Synthesis and Antibacterial Activity of Some Novel 1-Substituted 1,4-Dihydro-4-oxo-7-pyridinyl-3-quinolinecarboxylic Acids. Potent Antistaphylococcal Agents

• Published in: Journal of medicinal chemistry Vol. 38; no. 14; pp. 2531 - 2540
• Main Authors: Reuman, Michael, Daum, Sol J, Singh, Baldev, Wentland, Mark P, Perni, Robert B, Pennock, Patrick, Carabateas, Philip M, Gruett, Monte D, Saindane, Manohar T, Dorff, Peter H, Coughlin, Susan A, Sedlock, David M, Rake, James B, Lesher, George Y
• Format: Journal Article
• Language: English
• Published: WASHINGTON American Chemical Society 01.07.1995; Amer Chemical Soc
• Subjects: Anti-Bacterial Agents - chemical synthesis; Anti-Bacterial Agents - chemistry; Anti-Bacterial Agents - pharmacology; Antibacterial agents; Antibiotics. Antiinfectious agents.
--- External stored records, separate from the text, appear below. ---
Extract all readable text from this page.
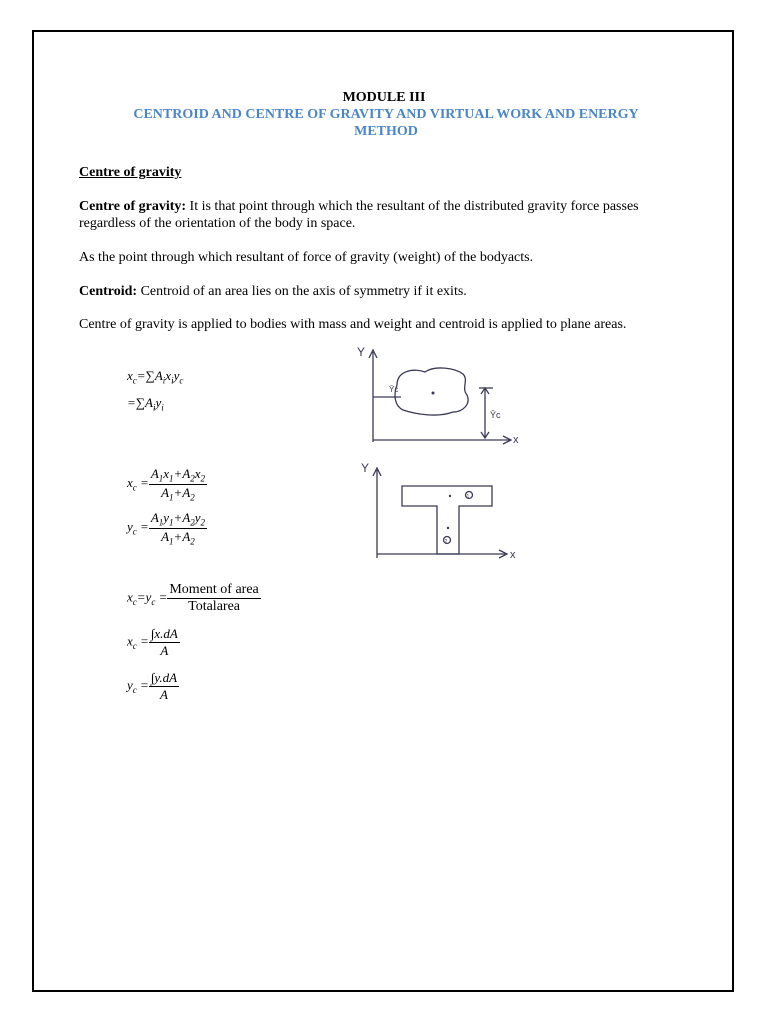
MODULE III
CENTROID AND CENTRE OF GRAVITY AND VIRTUAL WORK AND ENERGY METHOD
Centre of gravity
Centre of gravity: It is that point through which the resultant of the distributed gravity force passes regardless of the orientation of the body in space.
As the point through which resultant of force of gravity (weight) of the bodyacts.
Centroid: Centroid of an area lies on the axis of symmetry if it exits.
Centre of gravity is applied to bodies with mass and weight and centroid is applied to plane areas.
$x_c=\sum A_ix_iy_c$
$=\sum A_iy_i$
$x_c = \frac{A_1x_1+A_2x_2}{A_1+A_2}$
$y_c = \frac{A_1y_1+A_2y_2}{A_1+A_2}$
$x_c=y_c = \frac{\text{Moment of area}}{\text{Totalarea}}$
$x_c = \frac{\int x.dA}{A}$
$y_c = \frac{\int y.dA}{A}$
Y
x
Ȳc
Ȳc
Y
x
1
2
Antiparasitic agents; Bacillus - drug effects; Biological and medical sciences; Carboxylic Acids - chemical synthesis; Carboxylic Acids - chemistry; Carboxylic Acids - pharmacology; Chemistry, Medicinal; Enterococcus faecalis - drug effects; Life Sciences & Biomedicine; Medical sciences; Pharmacology & Pharmacy; Pharmacology. Drug treatments; Pseudomonas aeruginosa - drug effects; Science & Technology; Staphylococcus aureus - drug effects; Streptococcus pneumoniae - drug effects; Structure-Activity Relationship; Staphylococcus aureus; INVITRO ACTIVITY; CROSS-COUPLING REACTION; BIOLOGICAL-ACTIVITY; WIN-57273; QUINOLONE ANTIMICROBIAL AGENTS; ANAEROBIC-BACTERIA; 1-ETHYL-7-<3-<(ETHYLAMINO)METHYL>-1-PYRROLIDINYL>-6,8-DIFLUORO-1,4-DIHYDRO-4-OX; FLUOROQUINOLONE; CIPROFLOXACIN; HYDROCHLORIDE; Nitrogen heterocycle; Enaminone; Quinoline derivatives; In vitro; Pyridine derivatives; Sensitivity resistance; Cyclization; Structure activity relation; Bicyclic compound; Bacteria; Micrococcales; Micrococcaceae; Aromatic compound; Ketoacid; Antibacterial agent; Chemical synthesis; Staphylococcus aureus
• ISSN: 0022-2623; 1520-4804
• DOI: 10.1021/jm00014a005

The palladium-catalyzed coupling of 3- and 4-(trialkylstannyl)pyridines with 7-bromo or 7-chloro 1-substituted 1,4-dihydro-4-oxo-3-quinalinecarboxylate has provided access to the corresponding 1-substituted 1,4-dihydro-4-oxo-7-pyridinyl-3-quinolinecarboxylic acids. The antibacterial activity of these derivatives was studied with the finding that the optimal 1- and 7-position substituents for Gram positive activity are cyclopropyl and 4-(2,6-dimethylpyridinyl), respectively. We find that for the fluorine-substituted derivatives studied, the position of the fluorine on the quinolone nucleus or the number of fluorine atoms does not seem to be important for good Gram positive activity. For 1-cyclopropyl 7-(2,6-dimethyl-4-pyridinyl) derivatives, the 6-fluoro 4a, 8-fluoro 10d, 6,8-difluoro 10b, and 5,6,8-trifluoro 8, all provided equal antibacterial activity activity against Staphylococcus aureus ATCC 29213. There is also a correlation between the substitution on the 7-(4-pyridinyl) group and the Gram positive activity, particularly for S. aureus, clearly indicating that the 2,6-dimethylpyridinyl group is optimal. The MIC(50) value for the most potent agents in this study against S. aureus ATCC 29213 is 0.008 mu g/mL. By comparison, ciprofloxacin and aminopyrrolidine 28 gave values of 0.25 and 0.015 mu g/mL, respectively, against this organism.